エリザベス1世の父ヘンリー8世はカトリックでしたが、なかなか王子に恵まれないので離婚して、6人の妃を次々に取り替えたことで有名です。しかしカトリックでは離婚は許されません。最初の王妃と別れようとしたとき、ローマ法王に許しを請いますが、すげなく断られます。法王と対立したヘンリーは1534年、カトリックを廃してイングランド国教会をイングランドの公的宗教に定めて、国ごとカトリックから離脱してしまいます。王が離婚したかったから国の宗教を変えてしまったという、冗談のような本当の話です。こうして、急速にプロテスタント勢力が台頭してきます。
ヘンリー8世の死後、幼い息子のエドワード6世はかなりプロテスタント寄りの治世を行いますが、次に姉のメアリ1世の治世になると、彼女は熱烈なカトリックの信者だったので、カトリック国のスペイン王と結婚してプロテスタント狩りをはじめます。プロテスタント大虐殺に由来する“ブラッディ・メアリ”(血なまぐさいメアリ)という呼び名は、真赤なトマトジュースとウォッカのカクテルの名前としていまも残っています。
ところが1558年、姉に代わって妹が即位してエリザベス1世になると、再びプロテスタントに戻り、今度は逆に厳しいカトリック狩りの時代になるのです。
シェイクスピアの父親ジョンは、敬虔(けいけん)なカトリックでした。
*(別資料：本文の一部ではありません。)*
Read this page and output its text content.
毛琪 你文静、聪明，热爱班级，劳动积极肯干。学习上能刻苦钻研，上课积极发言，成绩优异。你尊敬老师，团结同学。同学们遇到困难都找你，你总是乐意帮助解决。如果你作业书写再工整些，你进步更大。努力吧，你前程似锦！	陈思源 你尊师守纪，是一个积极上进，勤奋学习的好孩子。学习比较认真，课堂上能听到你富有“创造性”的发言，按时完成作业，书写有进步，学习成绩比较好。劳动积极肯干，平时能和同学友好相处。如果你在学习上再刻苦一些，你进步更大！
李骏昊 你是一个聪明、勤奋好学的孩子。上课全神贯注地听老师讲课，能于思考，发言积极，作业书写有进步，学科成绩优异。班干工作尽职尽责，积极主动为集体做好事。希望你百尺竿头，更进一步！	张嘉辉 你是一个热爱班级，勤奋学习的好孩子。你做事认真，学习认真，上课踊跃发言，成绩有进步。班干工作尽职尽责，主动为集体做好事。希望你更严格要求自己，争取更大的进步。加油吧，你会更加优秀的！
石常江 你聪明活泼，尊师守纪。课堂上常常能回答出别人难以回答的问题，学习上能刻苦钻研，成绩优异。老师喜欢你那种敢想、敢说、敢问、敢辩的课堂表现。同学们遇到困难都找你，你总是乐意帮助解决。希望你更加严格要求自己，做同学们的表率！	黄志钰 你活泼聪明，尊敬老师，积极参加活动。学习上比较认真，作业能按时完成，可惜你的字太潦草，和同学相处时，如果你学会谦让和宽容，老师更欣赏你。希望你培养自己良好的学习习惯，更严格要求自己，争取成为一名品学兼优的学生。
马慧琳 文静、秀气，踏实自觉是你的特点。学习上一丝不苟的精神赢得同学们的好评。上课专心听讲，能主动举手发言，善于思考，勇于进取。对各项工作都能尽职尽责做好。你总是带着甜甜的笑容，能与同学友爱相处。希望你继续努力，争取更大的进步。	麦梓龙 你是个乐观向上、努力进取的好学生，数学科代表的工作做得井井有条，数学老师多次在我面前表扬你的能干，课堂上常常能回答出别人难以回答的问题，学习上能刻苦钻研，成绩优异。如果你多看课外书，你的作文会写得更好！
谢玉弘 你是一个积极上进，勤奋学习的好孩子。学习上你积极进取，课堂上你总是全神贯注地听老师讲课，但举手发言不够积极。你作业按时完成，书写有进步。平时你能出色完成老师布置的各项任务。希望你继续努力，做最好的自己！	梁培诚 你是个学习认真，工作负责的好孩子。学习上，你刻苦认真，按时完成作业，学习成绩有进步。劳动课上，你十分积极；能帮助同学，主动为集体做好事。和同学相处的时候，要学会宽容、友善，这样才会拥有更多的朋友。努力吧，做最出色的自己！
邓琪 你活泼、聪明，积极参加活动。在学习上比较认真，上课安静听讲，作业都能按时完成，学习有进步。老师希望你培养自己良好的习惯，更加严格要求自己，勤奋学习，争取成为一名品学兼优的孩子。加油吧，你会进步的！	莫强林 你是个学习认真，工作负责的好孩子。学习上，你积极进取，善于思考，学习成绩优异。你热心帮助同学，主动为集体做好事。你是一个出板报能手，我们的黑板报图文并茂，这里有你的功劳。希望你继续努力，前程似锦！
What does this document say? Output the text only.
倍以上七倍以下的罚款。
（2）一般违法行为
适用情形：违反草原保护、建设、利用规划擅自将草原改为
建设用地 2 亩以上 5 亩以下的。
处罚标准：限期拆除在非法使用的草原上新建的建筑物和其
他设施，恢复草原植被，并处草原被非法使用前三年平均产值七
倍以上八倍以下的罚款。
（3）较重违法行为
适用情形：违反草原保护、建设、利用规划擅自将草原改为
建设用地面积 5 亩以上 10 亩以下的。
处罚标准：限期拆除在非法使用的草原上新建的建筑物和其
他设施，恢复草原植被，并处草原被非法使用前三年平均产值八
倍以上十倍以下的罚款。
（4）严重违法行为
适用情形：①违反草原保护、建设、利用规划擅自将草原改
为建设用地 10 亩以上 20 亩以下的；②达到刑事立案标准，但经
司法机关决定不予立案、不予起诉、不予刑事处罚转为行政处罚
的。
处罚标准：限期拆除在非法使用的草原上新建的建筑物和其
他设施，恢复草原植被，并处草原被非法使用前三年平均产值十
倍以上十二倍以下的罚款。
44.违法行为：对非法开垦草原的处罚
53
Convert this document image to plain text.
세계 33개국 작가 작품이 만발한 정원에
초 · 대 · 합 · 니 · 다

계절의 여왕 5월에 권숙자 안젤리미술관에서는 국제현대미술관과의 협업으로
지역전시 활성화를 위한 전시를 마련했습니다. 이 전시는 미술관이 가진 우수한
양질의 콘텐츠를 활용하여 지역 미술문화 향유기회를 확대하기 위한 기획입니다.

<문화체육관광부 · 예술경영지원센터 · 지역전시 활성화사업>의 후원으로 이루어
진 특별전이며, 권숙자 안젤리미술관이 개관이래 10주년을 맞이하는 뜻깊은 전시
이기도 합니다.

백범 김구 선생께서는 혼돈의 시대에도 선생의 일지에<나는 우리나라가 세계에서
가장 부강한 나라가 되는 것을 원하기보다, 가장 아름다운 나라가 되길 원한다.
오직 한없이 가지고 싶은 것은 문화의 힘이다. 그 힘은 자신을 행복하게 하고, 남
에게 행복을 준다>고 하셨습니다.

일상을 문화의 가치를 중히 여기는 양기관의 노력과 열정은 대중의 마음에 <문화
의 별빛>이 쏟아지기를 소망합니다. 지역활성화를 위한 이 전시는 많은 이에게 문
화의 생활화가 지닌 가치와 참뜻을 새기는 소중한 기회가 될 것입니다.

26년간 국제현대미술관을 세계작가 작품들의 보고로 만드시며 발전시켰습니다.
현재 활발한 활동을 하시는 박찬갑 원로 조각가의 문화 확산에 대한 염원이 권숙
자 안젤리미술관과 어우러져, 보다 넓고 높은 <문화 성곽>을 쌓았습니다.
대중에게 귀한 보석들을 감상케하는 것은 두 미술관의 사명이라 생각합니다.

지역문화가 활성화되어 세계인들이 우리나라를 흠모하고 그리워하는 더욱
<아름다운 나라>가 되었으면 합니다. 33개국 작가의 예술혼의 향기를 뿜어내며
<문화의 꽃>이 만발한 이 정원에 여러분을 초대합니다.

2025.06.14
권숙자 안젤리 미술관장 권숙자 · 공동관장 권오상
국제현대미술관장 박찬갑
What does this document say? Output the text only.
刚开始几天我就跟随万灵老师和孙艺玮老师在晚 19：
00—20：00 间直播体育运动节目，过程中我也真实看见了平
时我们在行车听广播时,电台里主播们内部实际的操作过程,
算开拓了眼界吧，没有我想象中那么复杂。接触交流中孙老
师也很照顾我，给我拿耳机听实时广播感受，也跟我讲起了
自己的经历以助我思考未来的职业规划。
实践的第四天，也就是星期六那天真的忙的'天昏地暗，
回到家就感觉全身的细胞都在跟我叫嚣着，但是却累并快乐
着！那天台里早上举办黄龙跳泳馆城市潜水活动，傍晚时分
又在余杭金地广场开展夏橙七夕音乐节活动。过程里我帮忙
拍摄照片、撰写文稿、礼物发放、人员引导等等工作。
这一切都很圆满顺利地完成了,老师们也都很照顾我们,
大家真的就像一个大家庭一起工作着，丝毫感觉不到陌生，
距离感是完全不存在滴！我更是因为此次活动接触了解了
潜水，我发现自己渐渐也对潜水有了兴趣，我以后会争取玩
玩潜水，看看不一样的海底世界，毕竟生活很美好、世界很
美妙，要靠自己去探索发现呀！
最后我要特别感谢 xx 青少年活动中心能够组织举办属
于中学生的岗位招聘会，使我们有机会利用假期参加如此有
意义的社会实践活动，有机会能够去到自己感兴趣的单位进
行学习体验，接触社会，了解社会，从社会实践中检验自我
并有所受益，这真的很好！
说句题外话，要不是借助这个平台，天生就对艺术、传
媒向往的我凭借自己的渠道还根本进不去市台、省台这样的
一家の没落は、国教会に睨(にら)まれたことが原因ともいわれています。息子ウィリアムの人生に謎の空白期間があるのも、実はカトリックという出自からきているのではないかと、私は推理しています。
第一幕第五場で亡霊がハムレットに復讐を命じるときに、「終油の秘蹟(ひせき)も、懺悔(ざんげ)の暇(いとま)もなく」殺されたので、「赦(ゆる)しも受けず、この身に罪を負ったまま」死んだことが恐ろしい、と言います。つまりこれは、生前の罪をカトリックの儀式で清めて天国に行くことができなかったと嘆いているのです。
また、ハムレットが叔父の犯罪を確信したあとの第三幕第三場で、祭壇に跪(ひざまず)いて祈るクローディアスを殺そうと「今ならやれる」と剣を抜いたのに、ためらってやめてしまうのは、決して行動力がないからではなく、懺悔している最中のクローディアスを殺してしまうと、「この悪党を送ってやるのか、天国に」というキリスト教的な発想があるからです。
カトリックの文化が情熱的だとすると、プロテスタントは理性的で冷静です。それは熱情の中世と理性の近代という対比とも相似形です。理性的な男の代表として登場するハムレットの親友ホレイシオは、亡霊に会いに行こうとするハムレットに、「殿下の正気を奪い去り、狂気へ引きずり込もうというのかもしれません」(第一幕第四場)と警告します。ハムレットがあとで冷静になって、「悪魔は相手の好む姿に身をやつして現われる」(第二幕第二場)と言うのは、自分の想像力が歪められて、父の亡霊を見せられているのかもしれないと思うからです。
シェイクスピア別人説でも候補に挙がった哲学者フランシス・ベーコンをはじめとして、当時の認識論では、人は視覚による光学的な情報だけでなく、心による想像力の働きでものを見ると考えられていました。〈心像〉というものが頭の中でつくられ、それを脳が認識する。だから、正しい想像力が歪(ゆが)められてしまうと、間違ったものを見てしまう。そこから、〈真実を映し出す鏡〉としての芝居という発想も出てきます。
■ シェイクスピア『ハムレット』 2014年12月 (100分 de 名著) より 




     -----×-----×-----×-----×-----×-----×-----×-----×-----×-----


(評・舞台)「ハムレット」 大胆な進行形の蜷川演出  @朝日新聞 2015年1月29日16時30分

 演出家・蜷川幸雄にとって8度目の挑戦となるシェークスピア劇「ハムレット」(河合祥一郎訳、ホリプロ企画制作)。今回は大胆な新しい試みをしつつ、これまでの蜷川演出の総集編的な面もある舞台だ。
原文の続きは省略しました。